Von Reiter hizo otra pausa. Tommy se movió nervioso, impaciente por salir de allí. No sabía qué buscaba el comandante, lo cual le hacía sentirse incómodo y temeroso de ofrecerle de forma involuntaria alguna información importante.

El alemán emitió una sonora carcajada.

—A veces, teniente, creo que con respecto a la justicia a los americanos les importa más la fachada que la verdad. ¿No está de acuerdo conmigo?

—No he pensado en ello.

—¿De veras? —Von Reiter miró a Tommy perplejo—. ¿Y es un estudioso de las leyes de su país?

Tommy no respondió. Von Reiter volvió a sonreír.

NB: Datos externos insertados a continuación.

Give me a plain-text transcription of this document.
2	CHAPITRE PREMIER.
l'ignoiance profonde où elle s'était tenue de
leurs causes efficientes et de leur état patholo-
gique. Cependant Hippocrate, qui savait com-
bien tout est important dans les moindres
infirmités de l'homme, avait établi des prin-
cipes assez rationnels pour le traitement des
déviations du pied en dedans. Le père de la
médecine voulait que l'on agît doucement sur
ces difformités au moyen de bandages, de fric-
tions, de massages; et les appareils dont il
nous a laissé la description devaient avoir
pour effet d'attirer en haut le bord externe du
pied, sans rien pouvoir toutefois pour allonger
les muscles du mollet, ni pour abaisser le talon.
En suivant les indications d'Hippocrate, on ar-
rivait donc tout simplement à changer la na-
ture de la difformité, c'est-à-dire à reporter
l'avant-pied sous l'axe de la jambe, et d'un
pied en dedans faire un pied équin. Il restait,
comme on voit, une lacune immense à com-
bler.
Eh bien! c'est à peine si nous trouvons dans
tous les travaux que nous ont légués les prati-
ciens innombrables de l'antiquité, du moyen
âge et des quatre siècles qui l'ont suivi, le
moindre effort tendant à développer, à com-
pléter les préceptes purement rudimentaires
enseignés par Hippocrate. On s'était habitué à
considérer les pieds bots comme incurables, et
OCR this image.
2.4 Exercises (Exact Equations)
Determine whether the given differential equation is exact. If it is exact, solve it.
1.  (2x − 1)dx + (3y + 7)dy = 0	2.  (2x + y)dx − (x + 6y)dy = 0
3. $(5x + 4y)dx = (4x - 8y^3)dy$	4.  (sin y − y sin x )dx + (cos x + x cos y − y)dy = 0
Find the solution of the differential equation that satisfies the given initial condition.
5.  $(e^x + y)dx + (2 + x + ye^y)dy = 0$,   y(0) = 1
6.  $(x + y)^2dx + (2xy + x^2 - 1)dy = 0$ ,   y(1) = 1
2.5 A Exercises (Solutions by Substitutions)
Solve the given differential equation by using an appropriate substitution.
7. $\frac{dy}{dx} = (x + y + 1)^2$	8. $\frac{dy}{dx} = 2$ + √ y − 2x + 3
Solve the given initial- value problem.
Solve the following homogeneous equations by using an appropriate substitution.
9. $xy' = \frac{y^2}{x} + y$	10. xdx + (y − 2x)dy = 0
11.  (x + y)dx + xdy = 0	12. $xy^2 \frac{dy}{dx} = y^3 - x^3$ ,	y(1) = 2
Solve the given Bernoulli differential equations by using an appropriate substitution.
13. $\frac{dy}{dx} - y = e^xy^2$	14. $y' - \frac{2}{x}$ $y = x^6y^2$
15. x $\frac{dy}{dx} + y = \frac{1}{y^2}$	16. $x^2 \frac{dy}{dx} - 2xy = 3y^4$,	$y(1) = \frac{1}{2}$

—Dígame, teniente Hart, tengo una curiosidad: ¿qué es más peligroso, que Scott sea culpable o que sea inocente?

El americano guardó silencio, absteniéndose de responder a la pregunta. Sintió el sudor que le empapaba las axilas y le pareció que la temperatura de la habitación había aumentado. Deseaba marcharse, pero estaba clavado en la silla. La voz de Von Reiter sonaba áspera y penetrante. En aquel segundo Tommy pensó que el comandante era un hombre que veía secretos dentro de secretos, y se dijo que su uniforme arrugado y su envaramiento eran tan engañosos como las miradas crípticas e inquisitivas del
Hauptmann
Visser.

—¿Peligroso para quién? —respondió con cautela.

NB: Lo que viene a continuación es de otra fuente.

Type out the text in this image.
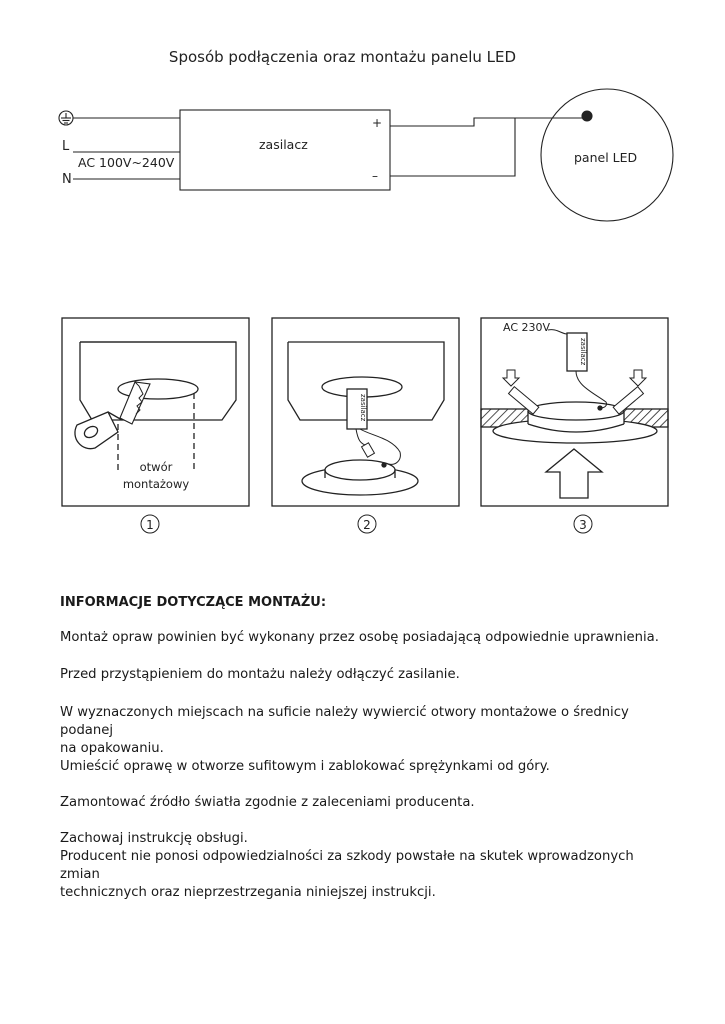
Sposób podłączenia oraz montażu panelu LED
L
N
AC 100V~240V
zasilacz
+
–
panel LED
otwór
montażowy
zasilacz
AC 230V
zasilacz
1	2	3
INFORMACJE DOTYCZĄCE MONTAŻU:
Montaż opraw powinien być wykonany przez osobę posiadającą odpowiednie uprawnienia.
Przed przystąpieniem do montażu należy odłączyć zasilanie.
W wyznaczonych miejscach na suficie należy wywiercić otwory montażowe o średnicy podanej
na opakowaniu.
Umieścić oprawę w otworze sufitowym i zablokować sprężynkami od góry.
Zamontować źródło światła zgodnie z zaleceniami producenta.
Zachowaj instrukcję obsługi.
Producent nie ponosi odpowiedzialności za szkody powstałe na skutek wprowadzonych zmian
technicznych oraz nieprzestrzegania niniejszej instrukcji.
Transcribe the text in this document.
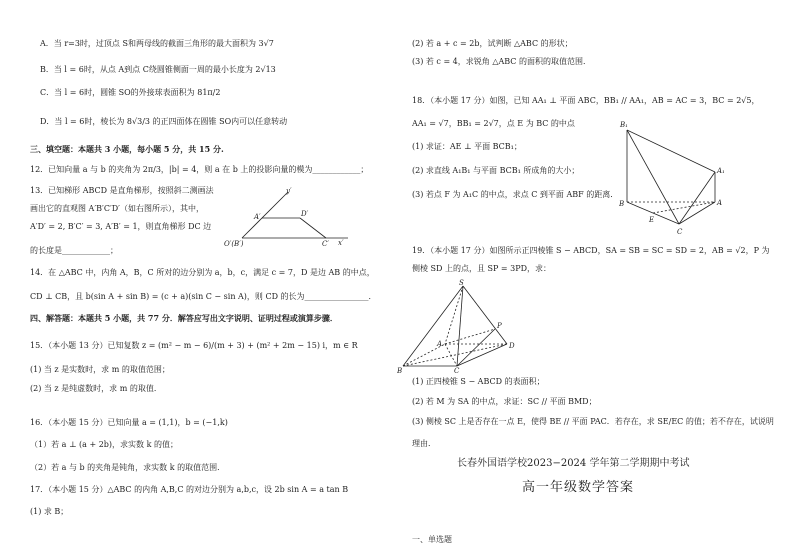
A．当 r=3时，过顶点 S和两母线的截面三角形的最大面积为 3√7
B．当 l = 6时，从点 A到点 C绕圆锥侧面一周的最小长度为 2√13
C．当 l = 6时，圆锥 SO的外接球表面积为 81π/2
D．当 l = 6时，棱长为 8√3/3 的正四面体在圆锥 SO内可以任意转动
三、填空题：本题共 3 小题，每小题 5 分，共 15 分.
12．已知向量 a 与 b 的夹角为 2π/3，|b| = 4，则 a 在 b 上的投影向量的模为____________；
13．已知梯形 ABCD 是直角梯形，按照斜二测画法
画出它的直观图 A′B′C′D′（如右图所示），其中，
A′D′ = 2, B′C′ = 3, A′B′ = 1，则直角梯形 DC 边
的长度是____________；
x′
y′
O′(B′)
A′	D′
C′
14．在 △ABC 中，内角 A，B，C 所对的边分别为 a，b，c，满足 c = 7，D 是边 AB 的中点，
CD ⊥ CB，且 b(sin A + sin B) = (c + a)(sin C − sin A)，则 CD 的长为________________．
四、解答题：本题共 5 小题，共 77 分．解答应写出文字说明、证明过程或演算步骤．
15．（本小题 13 分）已知复数 z = (m² − m − 6)/(m + 3) + (m² + 2m − 15) i，m ∈ R
(1) 当 z 是实数时，求 m 的取值范围；
(2) 当 z 是纯虚数时，求 m 的取值．
16．（本小题 15 分）已知向量 a = (1,1)，b = (−1,k)
（1）若 a ⊥ (a + 2b)，求实数 k 的值；
（2）若 a 与 b 的夹角是钝角，求实数 k 的取值范围．
17．（本小题 15 分）△ABC 的内角 A,B,C 的对边分别为 a,b,c，设 2b sin A = a tan B
(1) 求 B；
(2) 若 a + c = 2b，试判断 △ABC 的形状；
(3) 若 c = 4，求锐角 △ABC 的面积的取值范围．
18．（本小题 17 分）如图，已知 AA₁ ⊥ 平面 ABC，BB₁ // AA₁，AB = AC = 3，BC = 2√5，
AA₁ = √7，BB₁ = 2√7，点 E 为 BC 的中点
(1) 求证：AE ⊥ 平面 BCB₁；
(2) 求直线 A₁B₁ 与平面 BCB₁ 所成角的大小；
(3) 若点 F 为 A₁C 的中点，求点 C 到平面 ABF 的距离．
B₁
A₁
B	A
E
C
19．（本小题 17 分）如图所示正四棱锥 S − ABCD，SA = SB = SC = SD = 2，AB = √2，P 为
侧棱 SD 上的点，且 SP = 3PD，求：
S
P
A	D
B	C
(1) 正四棱锥 S − ABCD 的表面积；
(2) 若 M 为 SA 的中点，求证：SC // 平面 BMD；
(3) 侧棱 SC 上是否存在一点 E，使得 BE // 平面 PAC．若存在，求 SE/EC 的值；若不存在，试说明
理由．
长春外国语学校2023−2024 学年第二学期期中考试
高一年级数学答案
一、单选题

—¿Qué resultado costará la vida a más hombres, teniente?

—No lo sé. No tengo por qué saberlo.

Von Reiter se permitió emitir una breve y seca risotada al tiempo que tomaba una hoja de papel de su mesa.

—Usted es de Vermont, ¿no es así?

—Sí.

—Es un estado parecido a esta región. Bosques frondosos e inviernos fríos, según tengo entendido.

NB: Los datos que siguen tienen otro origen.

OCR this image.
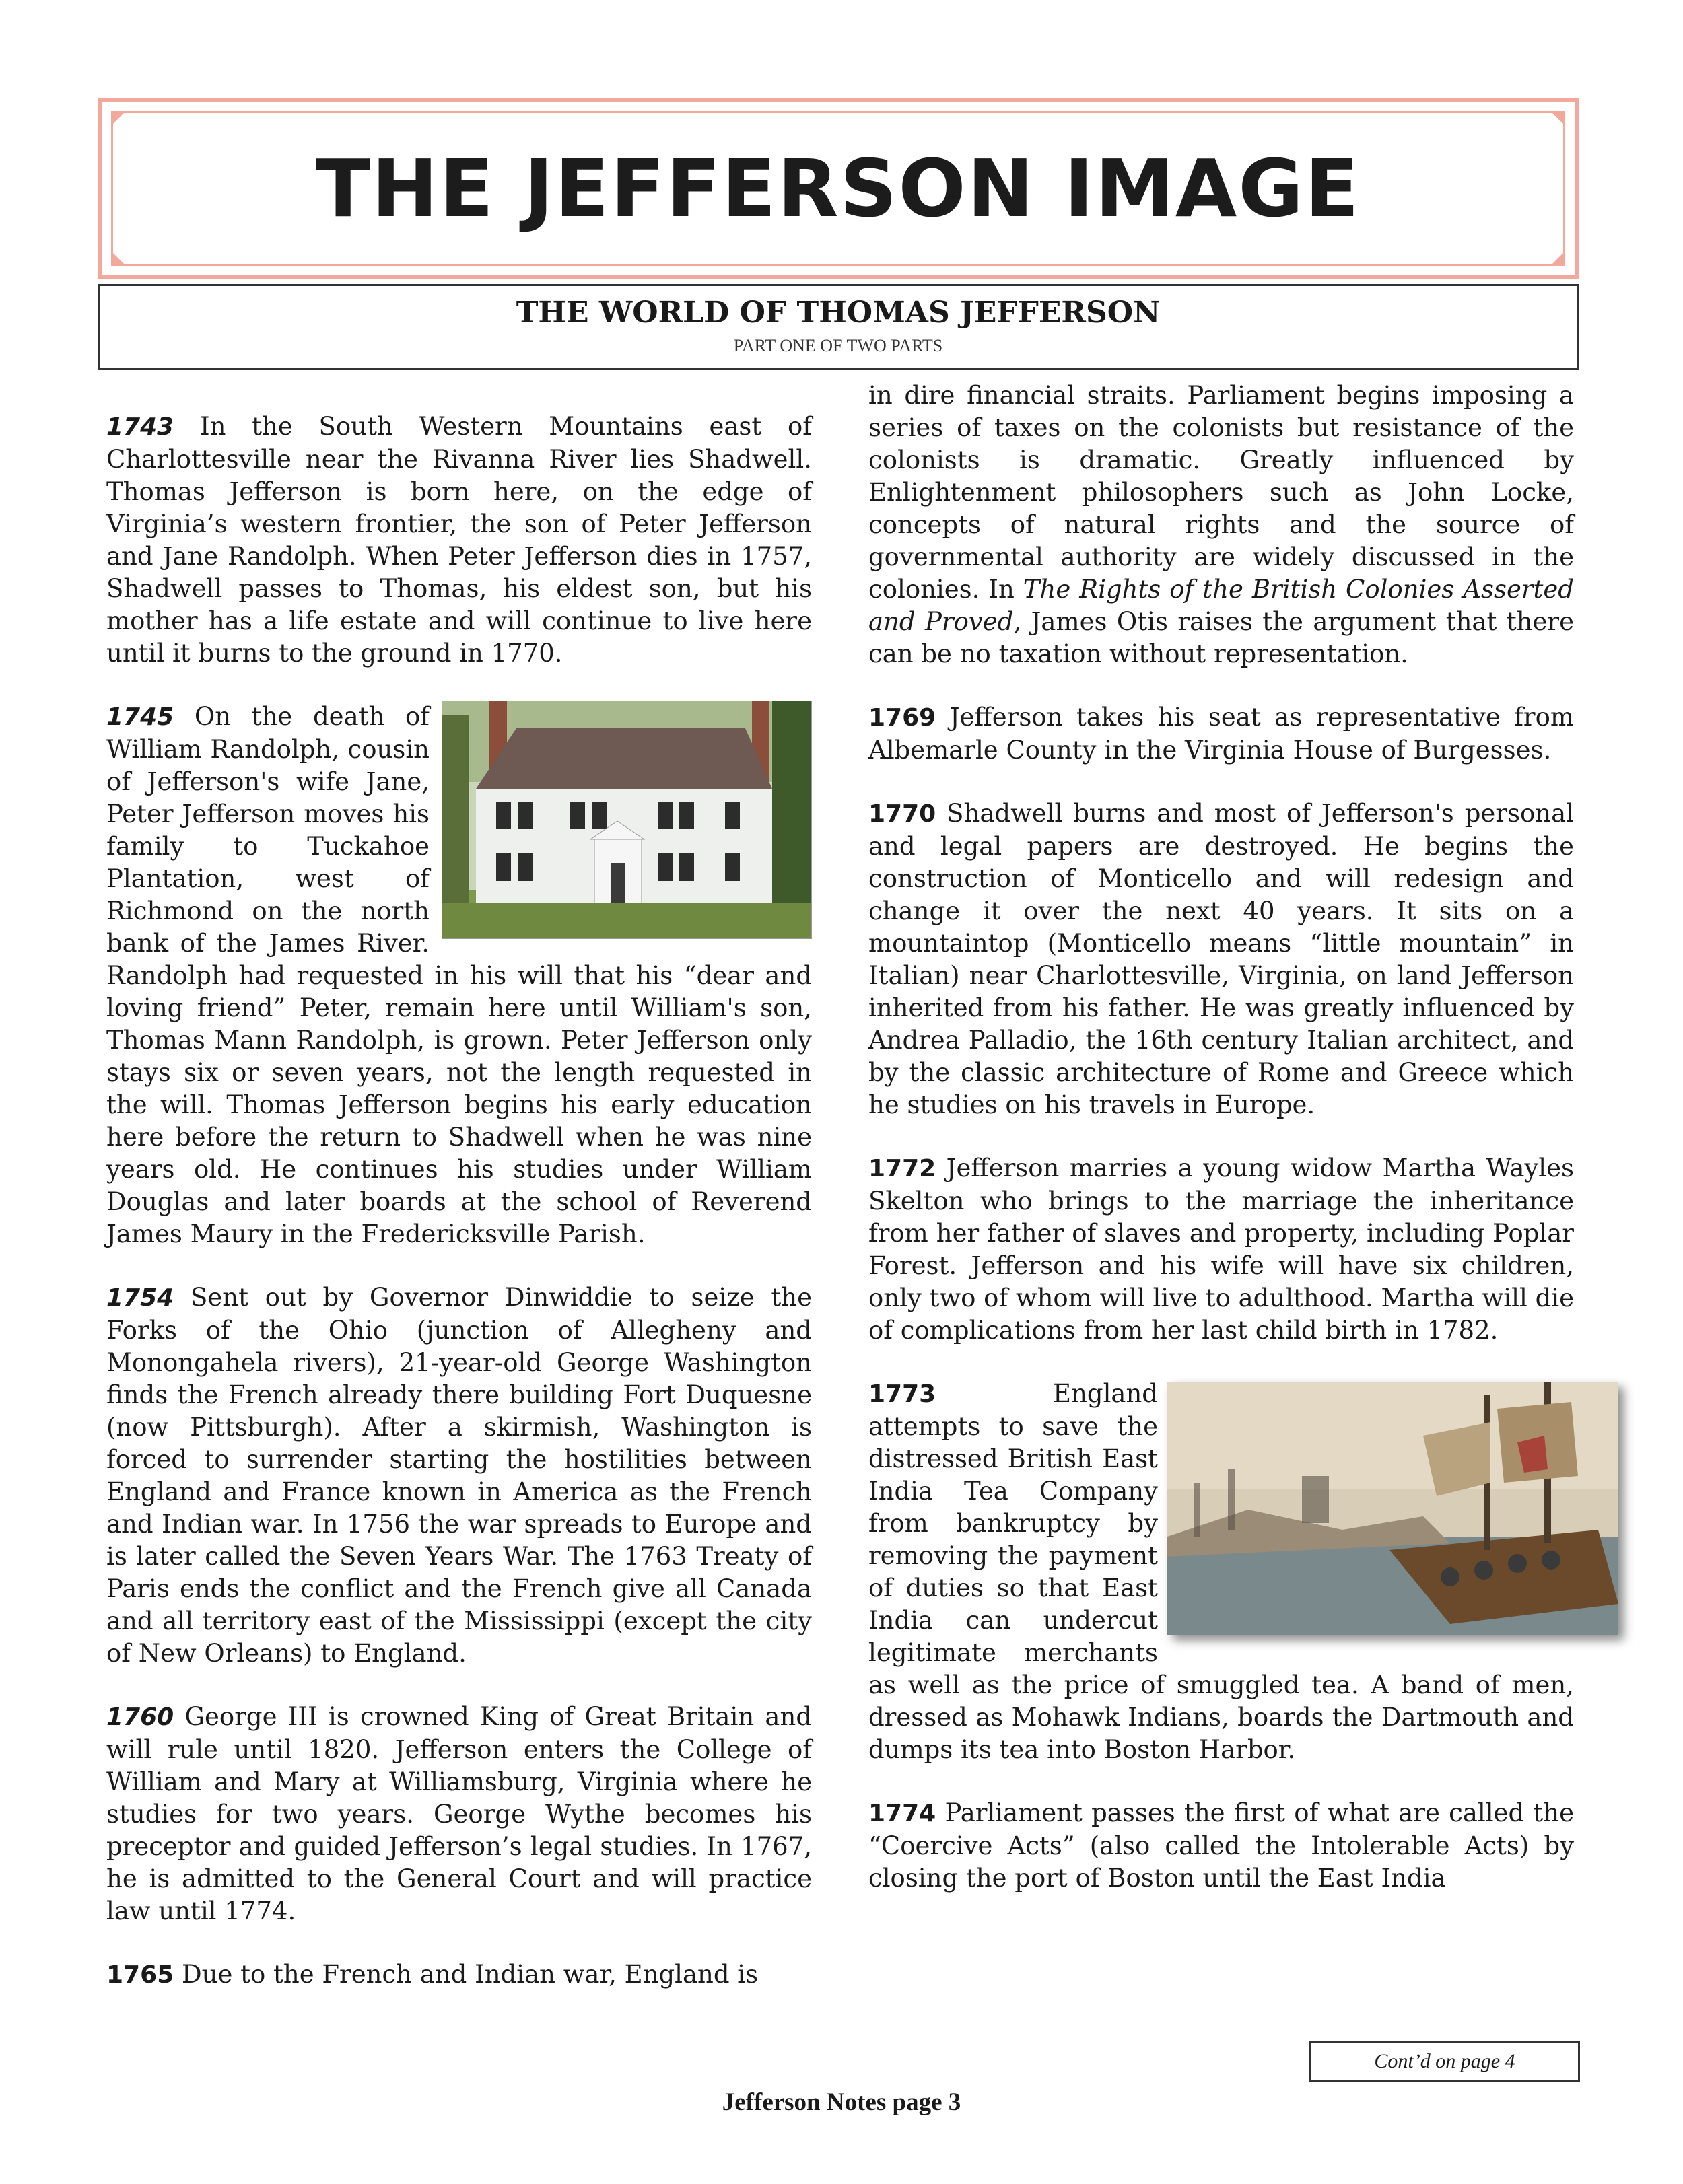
THE JEFFERSON IMAGE
THE WORLD OF THOMAS JEFFERSON
PART ONE OF TWO PARTS

1743 In the South Western Mountains east of Charlottesville near the Rivanna River lies Shadwell. Thomas Jefferson is born here, on the edge of Virginia’s western frontier, the son of Peter Jefferson and Jane Randolph. When Peter Jefferson dies in 1757, Shadwell passes to Thomas, his eldest son, but his mother has a life estate and will continue to live here until it burns to the ground in 1770.

1745 On the death of William Randolph, cousin of Jefferson's wife Jane, Peter Jefferson moves his family to Tuckahoe Plantation, west of Richmond on the north bank of the James River. Randolph had requested in his will that his “dear and loving friend” Peter, remain here until William's son, Thomas Mann Randolph, is grown. Peter Jefferson only stays six or seven years, not the length requested in the will. Thomas Jefferson begins his early education here before the return to Shadwell when he was nine years old. He continues his studies under William Douglas and later boards at the school of Reverend James Maury in the Fredericksville Parish.

1754 Sent out by Governor Dinwiddie to seize the Forks of the Ohio (junction of Allegheny and Monongahela rivers), 21-year-old George Washington finds the French already there building Fort Duquesne (now Pittsburgh). After a skirmish, Washington is forced to surrender starting the hostilities between England and France known in America as the French and Indian war. In 1756 the war spreads to Europe and is later called the Seven Years War. The 1763 Treaty of Paris ends the conflict and the French give all Canada and all territory east of the Mississippi (except the city of New Orleans) to England.

1760 George III is crowned King of Great Britain and will rule until 1820. Jefferson enters the College of William and Mary at Williamsburg, Virginia where he studies for two years. George Wythe becomes his preceptor and guided Jefferson’s legal studies. In 1767, he is admitted to the General Court and will practice law until 1774.

1765 Due to the French and Indian war, England is

in dire financial straits. Parliament begins imposing a series of taxes on the colonists but resistance of the colonists is dramatic. Greatly influenced by Enlightenment philosophers such as John Locke, concepts of natural rights and the source of governmental authority are widely discussed in the colonies. In The Rights of the British Colonies Asserted and Proved, James Otis raises the argument that there can be no taxation without representation.

1769 Jefferson takes his seat as representative from Albemarle County in the Virginia House of Burgesses.

1770 Shadwell burns and most of Jefferson's personal and legal papers are destroyed. He begins the construction of Monticello and will redesign and change it over the next 40 years. It sits on a mountaintop (Monticello means “little mountain” in Italian) near Charlottesville, Virginia, on land Jefferson inherited from his father. He was greatly influenced by Andrea Palladio, the 16th century Italian architect, and by the classic architecture of Rome and Greece which he studies on his travels in Europe.

1772 Jefferson marries a young widow Martha Wayles Skelton who brings to the marriage the inheritance from her father of slaves and property, including Poplar Forest. Jefferson and his wife will have six children, only two of whom will live to adulthood. Martha will die of complications from her last child birth in 1782.

1773 England attempts to save the distressed British East India Tea Company from bankruptcy by removing the payment of duties so that East India can undercut legitimate merchants as well as the price of smuggled tea. A band of men, dressed as Mohawk Indians, boards the Dartmouth and dumps its tea into Boston Harbor.

1774 Parliament passes the first of what are called the “Coercive Acts” (also called the Intolerable Acts) by closing the port of Boston until the East India

Cont’d on page 4
Jefferson Notes page 3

—Tiene numerosos y espléndidos bosques y una estación invernal larga y fría, sí —contestó Tommy pausadamente—. Pero no se parece a esto.

Von Reiter suspiró.

—Yo sólo he estado en Nueva York. En una sola ocasión, pero he visitado muchas veces Londres y París. Antes de la guerra, por supuesto.

—Yo no he viajado tanto.

El comandante permaneció unos momentos mirando a través de la ventana.

—Si el teniente Scott es declarado culpable, ¿cree que su coronel exigirá realmente un pelotón de fusilamiento?

—Eso debería preguntárselo a él.

El comandante frunció el ceño.

—Nadie ha escapado del Stalag Luft 13 —dijo con lentitud—. Sólo los muertos, como los desdichados hombres que excavaban el túnel, y, ahora, el capitán Bedford. La situación seguirá sin cambios. ¿No cree, teniente?

—Nunca trato de adivinar el futuro —replicó Tommy.

—¡La situación seguirá sin cambios! —repitió Von Reiter con vehemencia. Se apartó de la ventana y le preguntó—. ¿Tiene usted familia, teniente Hart?

—Sí.

—¿Esposa? ¿Hijos?

—No. Todavía no —repuso Tommy titubeando.

—Pero habrá una mujer, ¿no?

—Sí. Me espera en casa.

—Confío en que viva usted para volver a verla —dijo Von Reiter bruscamente. Agitó la mano indicando a Tommy que podía retirarse. Tommy se levantó y echó a andar hacia la puerta, pero Von Reiter dejó caer otra pregunta como por descuido.

—¿Canta usted, teniente Hart?

—¿Que si canto?

—Como los británicos.

—No,
Herr
comandante.

El alemán volvió a encogerse de hombros sonriendo.

—Pues debería aprender. Como yo. Es posible que después de la guerra escriba un libro que contenga las melodías y las letras de las repugnantes canciones británicas, lo cual me reportará algún dinero para hacer mi vejez más llevadera. —El comandante emitió una sonora carcajada—. A veces debemos aprender a aceptar también lo que odiamos —dijo.

Luego dio la espalda a Tommy y se puso a contemplar los dos recintos a través de la ventana.

Tommy salió raudo del despacho, sin saber muy bien si acababa de recibir una amenaza o una advertencia, pensando que ambas eran quizá la misma cosa.